Volvió el cochero, pero en el momento de parar delante de Swann no le preguntó: "¿Has encontrado a esa señora?", sino que le dijo: "No se te olvide recordarme mañana que tengo que encargar leña, porque me parece que ya queda poca". Acaso se decía que si Rémi había encontrado a Odette en algún café donde estaba esperándole, el fin de la noche nefasta quedaba ya borrado, porque empezaba la realización del fin de la noche feliz, y que, por consiguiente, no tenía prisa por llegar a una felicidad capturada ya y a buen recaudo, que no se había de escapar.

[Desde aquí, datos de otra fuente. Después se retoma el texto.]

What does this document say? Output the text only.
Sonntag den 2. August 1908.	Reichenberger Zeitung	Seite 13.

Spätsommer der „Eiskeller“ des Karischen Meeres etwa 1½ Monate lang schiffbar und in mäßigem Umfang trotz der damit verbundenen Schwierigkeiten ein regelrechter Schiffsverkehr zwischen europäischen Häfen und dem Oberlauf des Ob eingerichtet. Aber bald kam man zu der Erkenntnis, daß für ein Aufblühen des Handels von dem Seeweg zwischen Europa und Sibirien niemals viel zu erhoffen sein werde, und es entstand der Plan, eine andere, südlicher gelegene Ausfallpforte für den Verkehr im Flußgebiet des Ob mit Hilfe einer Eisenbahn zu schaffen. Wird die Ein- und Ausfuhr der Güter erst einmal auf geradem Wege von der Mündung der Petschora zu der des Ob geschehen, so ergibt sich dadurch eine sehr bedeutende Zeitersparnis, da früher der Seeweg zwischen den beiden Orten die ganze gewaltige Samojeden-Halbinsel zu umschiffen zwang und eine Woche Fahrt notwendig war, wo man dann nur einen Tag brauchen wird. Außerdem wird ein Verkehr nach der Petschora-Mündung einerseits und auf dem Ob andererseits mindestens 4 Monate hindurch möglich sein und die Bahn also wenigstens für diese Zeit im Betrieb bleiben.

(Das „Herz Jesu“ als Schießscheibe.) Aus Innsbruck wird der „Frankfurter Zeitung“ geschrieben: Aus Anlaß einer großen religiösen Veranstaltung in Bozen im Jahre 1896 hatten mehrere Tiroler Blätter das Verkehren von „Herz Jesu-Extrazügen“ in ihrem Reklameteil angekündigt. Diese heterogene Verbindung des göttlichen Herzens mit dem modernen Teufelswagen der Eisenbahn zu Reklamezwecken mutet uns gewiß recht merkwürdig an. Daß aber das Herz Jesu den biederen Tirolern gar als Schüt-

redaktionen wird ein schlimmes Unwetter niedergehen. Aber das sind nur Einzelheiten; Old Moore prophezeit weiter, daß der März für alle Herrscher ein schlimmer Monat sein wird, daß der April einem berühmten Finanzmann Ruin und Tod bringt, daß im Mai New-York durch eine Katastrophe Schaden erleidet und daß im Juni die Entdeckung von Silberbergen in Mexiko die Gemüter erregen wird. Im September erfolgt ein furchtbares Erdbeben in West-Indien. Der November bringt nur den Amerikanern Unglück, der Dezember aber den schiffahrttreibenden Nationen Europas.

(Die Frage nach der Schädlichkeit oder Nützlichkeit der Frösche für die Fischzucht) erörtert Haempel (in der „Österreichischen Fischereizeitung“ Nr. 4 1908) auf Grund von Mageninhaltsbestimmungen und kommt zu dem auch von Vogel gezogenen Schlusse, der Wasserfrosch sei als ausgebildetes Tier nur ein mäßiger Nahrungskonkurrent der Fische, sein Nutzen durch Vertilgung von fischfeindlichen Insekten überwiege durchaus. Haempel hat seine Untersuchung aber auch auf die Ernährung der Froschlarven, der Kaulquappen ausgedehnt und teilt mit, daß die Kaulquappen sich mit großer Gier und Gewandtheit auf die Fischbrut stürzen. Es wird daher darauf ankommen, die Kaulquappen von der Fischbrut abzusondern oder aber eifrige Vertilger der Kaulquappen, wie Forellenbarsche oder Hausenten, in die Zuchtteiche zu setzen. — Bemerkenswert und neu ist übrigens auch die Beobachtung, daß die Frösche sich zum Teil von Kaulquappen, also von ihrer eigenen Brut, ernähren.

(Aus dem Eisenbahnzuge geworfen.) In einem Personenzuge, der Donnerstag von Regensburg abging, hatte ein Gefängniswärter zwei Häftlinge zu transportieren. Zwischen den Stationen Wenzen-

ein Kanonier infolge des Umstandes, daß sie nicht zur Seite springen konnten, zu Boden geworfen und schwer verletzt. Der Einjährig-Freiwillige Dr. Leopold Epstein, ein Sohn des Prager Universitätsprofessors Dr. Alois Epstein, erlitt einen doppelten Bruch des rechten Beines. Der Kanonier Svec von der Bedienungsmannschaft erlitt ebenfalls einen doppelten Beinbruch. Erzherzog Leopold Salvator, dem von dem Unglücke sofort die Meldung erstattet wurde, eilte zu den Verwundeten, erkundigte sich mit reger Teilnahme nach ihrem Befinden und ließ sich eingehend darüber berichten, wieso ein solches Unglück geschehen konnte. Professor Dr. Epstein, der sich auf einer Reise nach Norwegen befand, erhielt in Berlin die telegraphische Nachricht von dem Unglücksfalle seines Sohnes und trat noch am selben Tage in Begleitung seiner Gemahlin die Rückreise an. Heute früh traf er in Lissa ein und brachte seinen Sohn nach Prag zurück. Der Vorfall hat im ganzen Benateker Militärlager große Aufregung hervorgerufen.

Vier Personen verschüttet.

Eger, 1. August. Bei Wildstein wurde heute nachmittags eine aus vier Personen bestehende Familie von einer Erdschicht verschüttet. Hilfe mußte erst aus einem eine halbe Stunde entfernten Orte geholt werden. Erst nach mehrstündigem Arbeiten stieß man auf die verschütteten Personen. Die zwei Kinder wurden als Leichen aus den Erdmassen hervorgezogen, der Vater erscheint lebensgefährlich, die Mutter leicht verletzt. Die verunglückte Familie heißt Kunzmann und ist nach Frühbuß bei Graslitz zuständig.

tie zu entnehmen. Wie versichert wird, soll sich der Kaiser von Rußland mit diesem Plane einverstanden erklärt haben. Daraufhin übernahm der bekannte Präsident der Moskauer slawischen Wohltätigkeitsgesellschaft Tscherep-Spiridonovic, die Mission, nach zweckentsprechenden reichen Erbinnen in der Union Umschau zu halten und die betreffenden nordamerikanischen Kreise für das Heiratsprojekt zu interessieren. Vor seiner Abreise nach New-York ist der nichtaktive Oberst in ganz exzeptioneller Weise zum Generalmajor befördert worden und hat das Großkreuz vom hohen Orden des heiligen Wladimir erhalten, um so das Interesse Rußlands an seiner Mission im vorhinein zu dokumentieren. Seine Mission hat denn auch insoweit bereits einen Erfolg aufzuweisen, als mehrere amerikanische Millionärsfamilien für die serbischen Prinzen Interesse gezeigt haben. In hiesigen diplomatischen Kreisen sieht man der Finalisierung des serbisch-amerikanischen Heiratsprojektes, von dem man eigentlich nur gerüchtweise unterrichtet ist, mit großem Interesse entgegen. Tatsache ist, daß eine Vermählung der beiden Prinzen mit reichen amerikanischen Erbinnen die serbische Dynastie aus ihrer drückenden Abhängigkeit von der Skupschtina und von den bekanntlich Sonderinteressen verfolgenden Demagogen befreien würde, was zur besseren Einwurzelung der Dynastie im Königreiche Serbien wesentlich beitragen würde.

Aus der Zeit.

Pero también lo hizo por fuerza de inercia; su alma tenía esa falta de agilidad que se da en muchos cuerpos de esas que gentes que para evitar un golpe, para quitarse una llama de encima o para hacer un movimiento urgente necesitan tomarse tiempo y quedarse un segundo en la posición en que que estaban antes del acontecimiento, como para encontrar un punto de apoyo y poder tomar impulso. E indudablemente si el cochero le hubiera interrumpido diciéndole que la señora estaba allí, él habría contestado: "Ah, sí, el encargo ese que te había dado; pues me extraña", para seguir luego hablando de la leña, porque de ese modo ocultaba la emoción que sentía y se daba a sí mismo tiempo para romper con la inquietud y sonreír a la felicidad.
Pero el cochero le dijo que no la había encontrado en ninguna parte y añadió a modo de consejo y en su calidad de criado antiguo:
-Lo mejor es que el señor se vaya a casa.
Pero la indiferencia que Swann fingía fácilmente cuando Rémi no podía alterar en nada el tenor de la respuesta que le traía decayó ahora al ver cómo intentaba hacerle renunciar a su esperanza y a su rebusca.
-No, no es posible -exclamó-, tenemos que encontrar a esa señora, no hay más remedio. Hay un asunto que lo requiere, y si no, podría ofenderse.
-No sé cómo se va a dar por ofendida -respondió Rémi-, porque ella es la que se ha marchado sin esperar al señor diciendo que iba a casa de Prévost, y luego se ha ido.
Ya empezaban a apagar en todas partes. Por debajo de los árboles del bulevar, en una misteriosa oscuridad, erraban los pocos transeúntes, apenas discernibles. De cuando en cuando, una sombra femenina se acercaba a Swann, le decía unas palabras al oído, y le pedía que la acompañara a su casa; Swann se estremecía. Iba rozando al pasar todos aquellos cuerpos oscuros como si por el reino de las sombras, entre mortuorios fantasmas, fuera buscando a Eurídice.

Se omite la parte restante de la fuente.